Dlaczego firmy tak stanowczo reagują na opinie blogerów? Jak czytamy w artykule, kiedyś afery medialne rozwijały się przez kilka tygodni, po czym temat umierał. Teraz, za sprawą internetu, opinie rozprzestrzeniają się bardzo szybko i pozostają w sieci na długo. Robert Niczewski z firmy Bellini Capital Advisors wyjaśnia, że spółki giełdowe były pierwszymi firmami, które zaczęły zwracać uwagę na opinie internautów. Zdaniem blogera Tomasza Tomczyka z każdym kwartałem firmy coraz bardziej liczą się z opiniami autorów blogów.

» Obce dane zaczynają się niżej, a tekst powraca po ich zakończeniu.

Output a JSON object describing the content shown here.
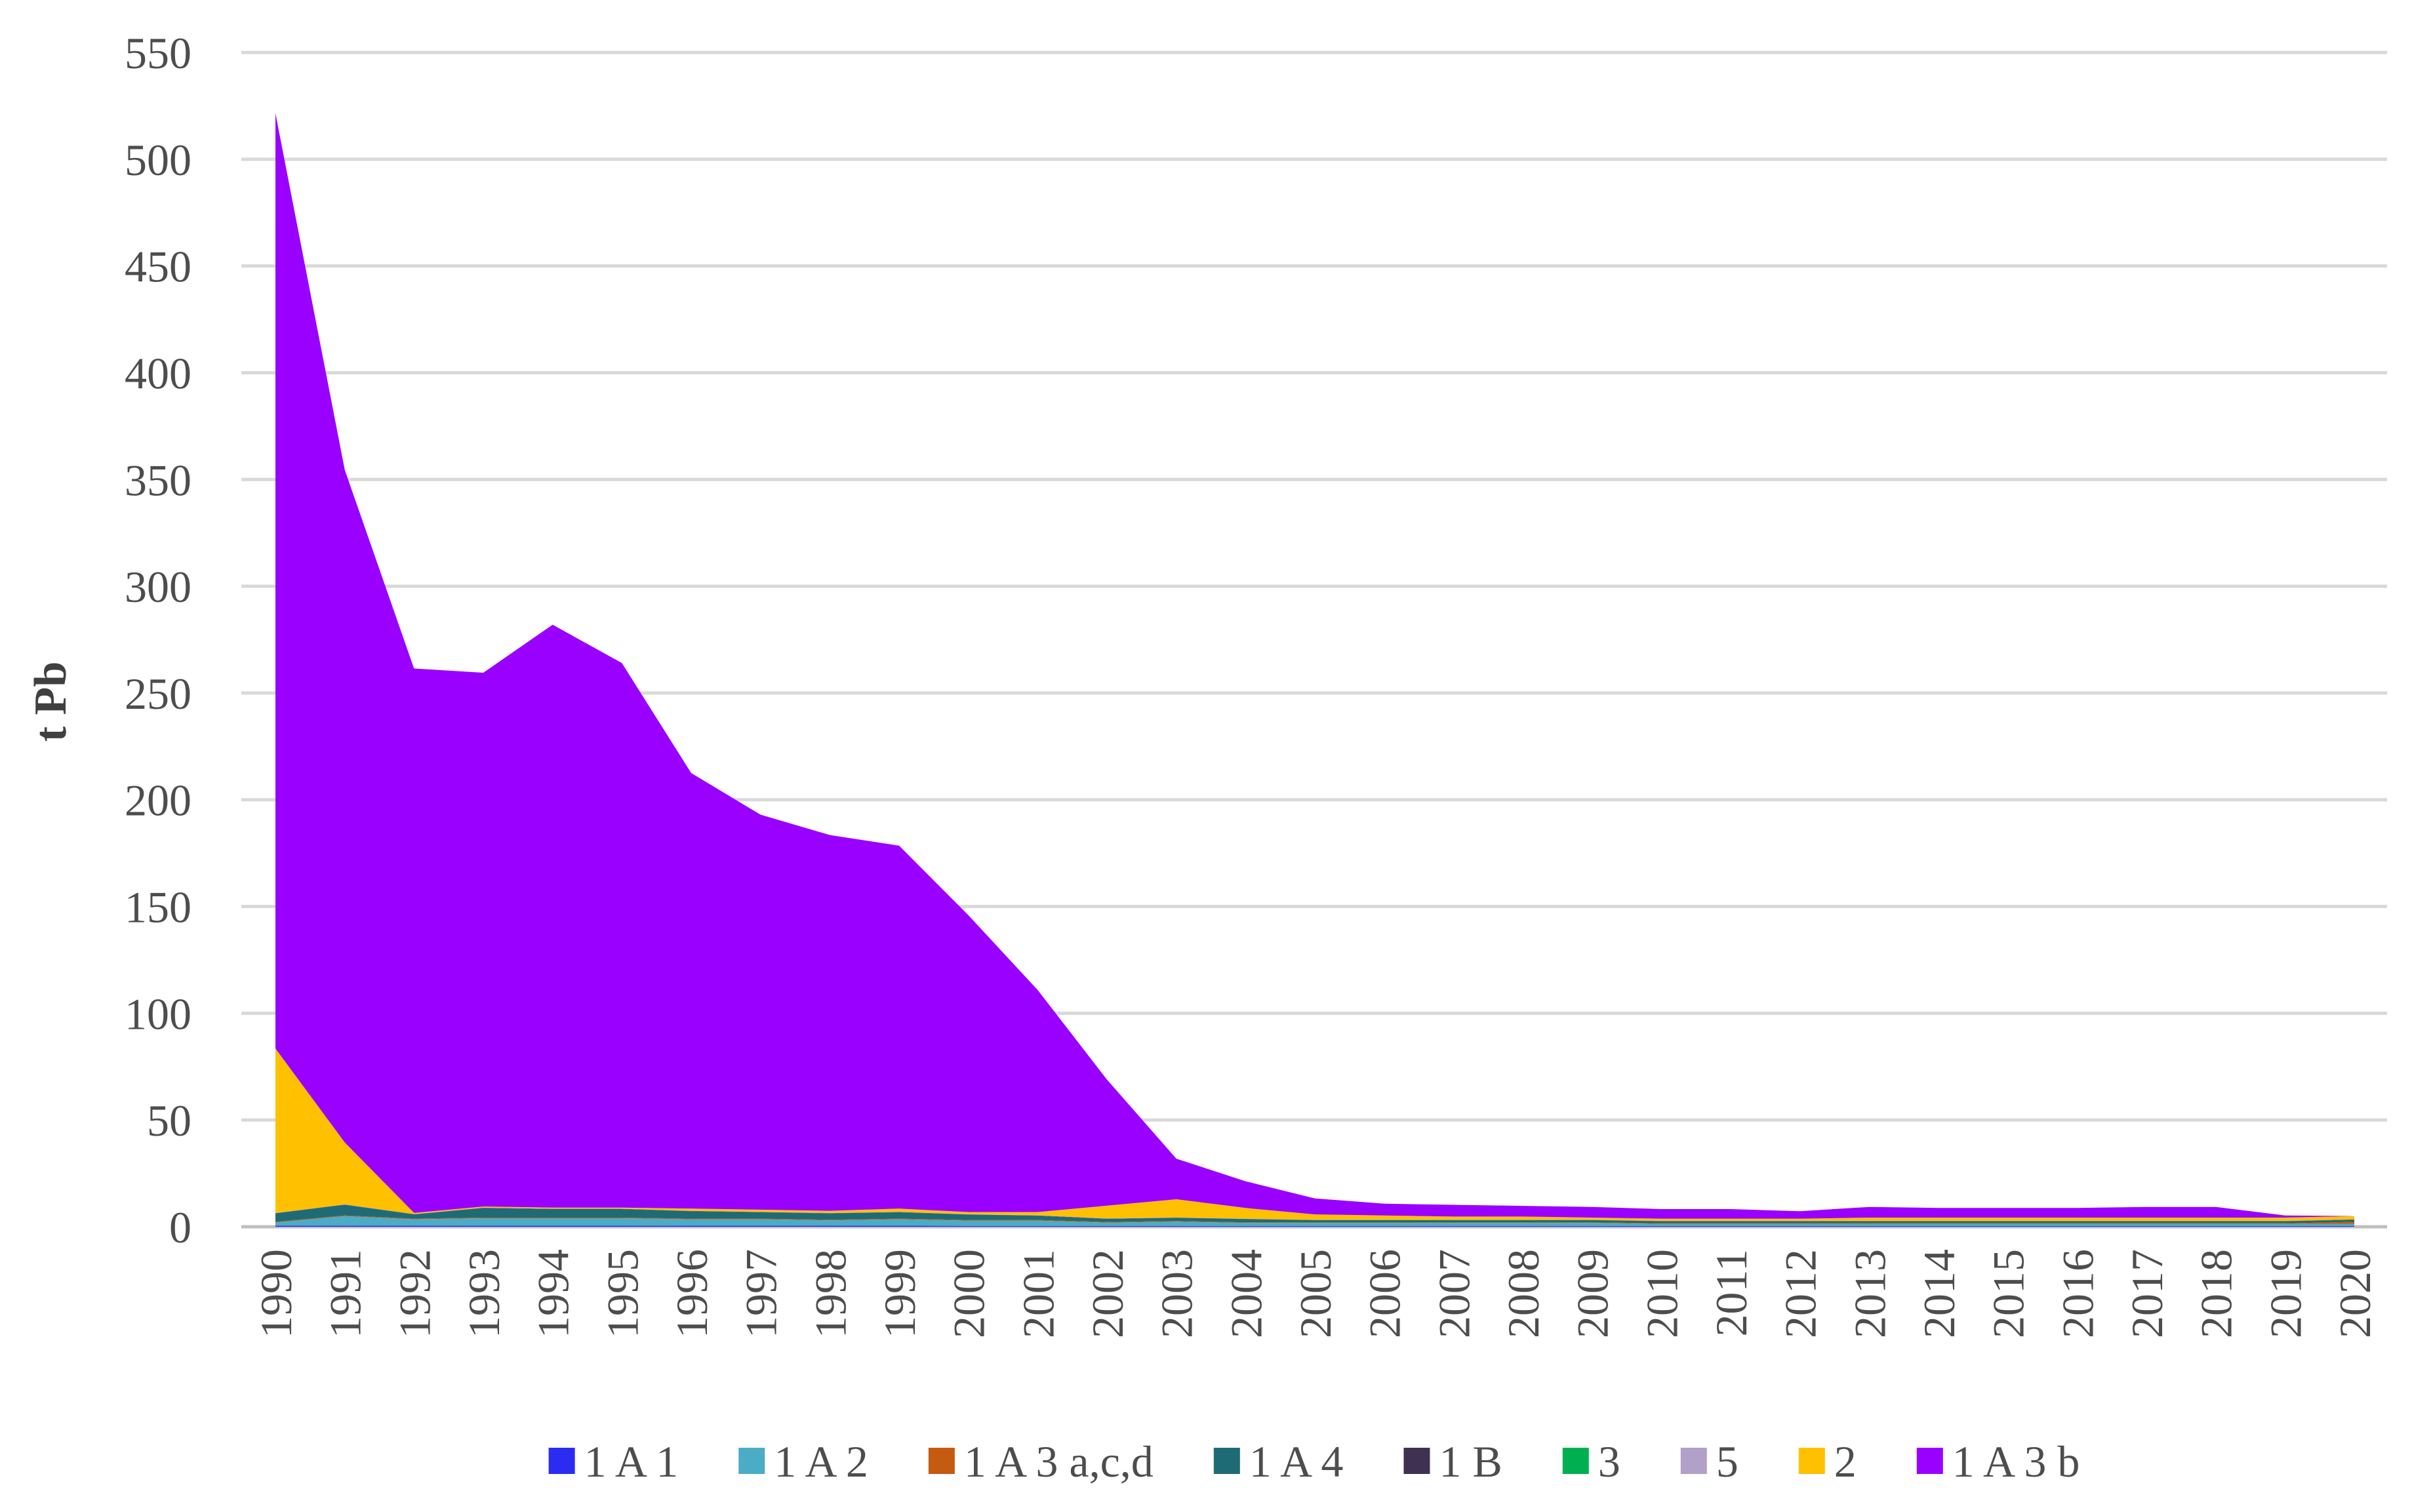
{
  "chart_data": {
    "type": "area",
    "stacked": true,
    "title": "",
    "xlabel": "",
    "ylabel": "t Pb",
    "ylim": [
      0,
      550
    ],
    "yticks": [
      0,
      50,
      100,
      150,
      200,
      250,
      300,
      350,
      400,
      450,
      500,
      550
    ],
    "grid": true,
    "legend_position": "bottom",
    "x": [
      "1990",
      "1991",
      "1992",
      "1993",
      "1994",
      "1995",
      "1996",
      "1997",
      "1998",
      "1999",
      "2000",
      "2001",
      "2002",
      "2003",
      "2004",
      "2005",
      "2006",
      "2007",
      "2008",
      "2009",
      "2010",
      "2011",
      "2012",
      "2013",
      "2014",
      "2015",
      "2016",
      "2017",
      "2018",
      "2019",
      "2020"
    ],
    "series": [
      {
        "name": "1 A 1",
        "color": "#2b2bf2",
        "values": [
          0.5,
          0.5,
          0.5,
          0.5,
          0.5,
          0.5,
          0.5,
          0.5,
          0.5,
          0.5,
          0.4,
          0.4,
          0.4,
          0.4,
          0.3,
          0.3,
          0.3,
          0.3,
          0.3,
          0.3,
          0.3,
          0.3,
          0.3,
          0.3,
          0.3,
          0.3,
          0.3,
          0.3,
          0.3,
          0.3,
          0.3
        ]
      },
      {
        "name": "1 A 2",
        "color": "#4bacc6",
        "values": [
          1.5,
          4.5,
          3.0,
          3.5,
          3.5,
          3.5,
          3.0,
          3.0,
          2.5,
          3.0,
          2.5,
          2.5,
          1.5,
          2.0,
          1.5,
          1.5,
          1.5,
          1.5,
          1.5,
          1.5,
          1.0,
          1.0,
          1.0,
          1.0,
          1.0,
          1.0,
          1.0,
          1.0,
          1.0,
          1.0,
          1.0
        ]
      },
      {
        "name": "1 A 3 a,c,d",
        "color": "#c55a11",
        "values": [
          0.3,
          0.3,
          0.3,
          0.3,
          0.3,
          0.3,
          0.3,
          0.3,
          0.3,
          0.3,
          0.3,
          0.3,
          0.3,
          0.3,
          0.3,
          0.3,
          0.3,
          0.3,
          0.3,
          0.3,
          0.3,
          0.3,
          0.3,
          0.3,
          0.3,
          0.3,
          0.3,
          0.3,
          0.3,
          0.3,
          1.0
        ]
      },
      {
        "name": "1 A 4",
        "color": "#1f6b75",
        "values": [
          4.0,
          5.0,
          2.0,
          4.5,
          4.0,
          4.0,
          3.5,
          3.0,
          3.0,
          3.0,
          2.5,
          2.0,
          1.5,
          1.5,
          1.5,
          1.0,
          1.0,
          1.0,
          1.0,
          1.0,
          1.0,
          1.0,
          1.0,
          1.0,
          1.0,
          1.0,
          1.0,
          1.0,
          1.0,
          1.0,
          1.0
        ]
      },
      {
        "name": "1 B",
        "color": "#3f3151",
        "values": [
          0.1,
          0.1,
          0.1,
          0.1,
          0.1,
          0.1,
          0.1,
          0.1,
          0.1,
          0.1,
          0.1,
          0.1,
          0.1,
          0.1,
          0.1,
          0.1,
          0.1,
          0.1,
          0.1,
          0.1,
          0.1,
          0.1,
          0.1,
          0.1,
          0.1,
          0.1,
          0.1,
          0.1,
          0.1,
          0.1,
          0.1
        ]
      },
      {
        "name": "3",
        "color": "#00b050",
        "values": [
          0,
          0,
          0,
          0,
          0,
          0,
          0,
          0,
          0,
          0,
          0,
          0,
          0,
          0,
          0,
          0,
          0,
          0,
          0,
          0,
          0,
          0,
          0,
          0,
          0,
          0,
          0,
          0,
          0,
          0,
          0
        ]
      },
      {
        "name": "5",
        "color": "#b1a0c7",
        "values": [
          0.1,
          0.1,
          0.1,
          0.1,
          0.1,
          0.1,
          0.1,
          0.1,
          0.1,
          0.1,
          0.1,
          0.1,
          0.1,
          0.1,
          0.1,
          0.1,
          0.1,
          0.1,
          0.1,
          0.1,
          0.1,
          0.1,
          0.1,
          0.1,
          0.1,
          0.1,
          0.1,
          0.1,
          0.1,
          0.1,
          0.1
        ]
      },
      {
        "name": "2",
        "color": "#ffc000",
        "values": [
          77,
          29,
          0.5,
          0.5,
          0.5,
          0.5,
          1.0,
          1.0,
          1.0,
          1.5,
          1.0,
          1.5,
          6.0,
          8.5,
          5.0,
          2.5,
          2.0,
          1.5,
          1.5,
          1.0,
          1.0,
          1.0,
          1.0,
          1.5,
          1.5,
          1.5,
          1.5,
          1.5,
          1.5,
          1.5,
          1.5
        ]
      },
      {
        "name": "1 A 3 b",
        "color": "#9900ff",
        "values": [
          438,
          315,
          255,
          250,
          273,
          255,
          204,
          185,
          176,
          170,
          139,
          104,
          59,
          19,
          12.5,
          7.5,
          5.5,
          5.5,
          5,
          5,
          4.5,
          4.5,
          3.5,
          5,
          4.5,
          4.5,
          4.5,
          5,
          5,
          1,
          0
        ]
      }
    ]
  }
}
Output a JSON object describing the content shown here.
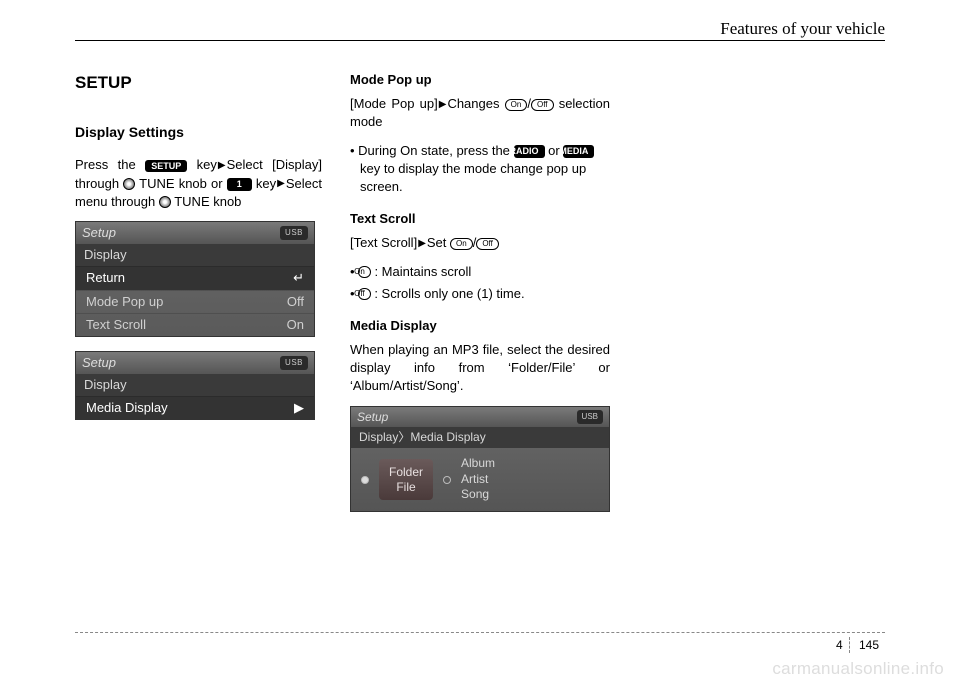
{
  "header": {
    "title": "Features of your vehicle"
  },
  "footer": {
    "section": "4",
    "page": "145"
  },
  "watermark": "carmanualsonline.info",
  "col1": {
    "h1": "SETUP",
    "h2": "Display Settings",
    "para_parts": {
      "p1": "Press the ",
      "setup_key": "SETUP",
      "p2": " key",
      "p3": "Select [Display] through ",
      "p4": " TUNE knob or ",
      "one_key": "1",
      "p5": " key",
      "p6": "Select menu through ",
      "p7": " TUNE knob"
    },
    "screen1": {
      "title": "Setup",
      "badge": "USB",
      "sub": "Display",
      "rows": [
        {
          "label": "Return",
          "right": "↵",
          "sel": true
        },
        {
          "label": "Mode Pop up",
          "right": "Off",
          "sel": false
        },
        {
          "label": "Text Scroll",
          "right": "On",
          "sel": false
        }
      ]
    },
    "screen2": {
      "title": "Setup",
      "badge": "USB",
      "sub": "Display",
      "rows": [
        {
          "label": "Media Display",
          "right": "▶",
          "sel": true
        }
      ]
    }
  },
  "col2": {
    "mode": {
      "h": "Mode Pop up",
      "line1a": "[Mode Pop up]",
      "line1b": "Changes ",
      "on": "On",
      "off": "Off",
      "line1c": " selection mode",
      "bullet_a": "During On state, press the ",
      "radio_key": "RADIO",
      "bullet_b": " or ",
      "media_key": "MEDIA",
      "bullet_c": " key to display the mode change pop up screen."
    },
    "text": {
      "h": "Text Scroll",
      "line_a": "[Text Scroll]",
      "line_b": "Set ",
      "on": "On",
      "off": "Off",
      "b1_on": "On",
      "b1_t": " : Maintains scroll",
      "b2_off": "Off",
      "b2_t": " : Scrolls only one (1) time."
    },
    "media": {
      "h": "Media Display",
      "p": "When playing an MP3 file, select the desired display info from ‘Folder/File’ or ‘Album/Artist/Song’."
    },
    "screen3": {
      "title": "Setup",
      "badge": "USB",
      "sub": "Display〉Media Display",
      "chip_l1": "Folder",
      "chip_l2": "File",
      "opt1": "Album",
      "opt2": "Artist",
      "opt3": "Song"
    }
  }
}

Nie zawsze jednak negatywna reakcja internautów oznacza rzeczywisty uszczerbek dla firm. Przekonała się o tym firma nc+, której oferta spowodowała niezadowolenie wielu osób, które stworzyły na Facebooku własny fanpage. Mimo że zgromadził on kilka tysięcy osób, liczba klientów firmy zmalała jedynie nieznacznie. (ks)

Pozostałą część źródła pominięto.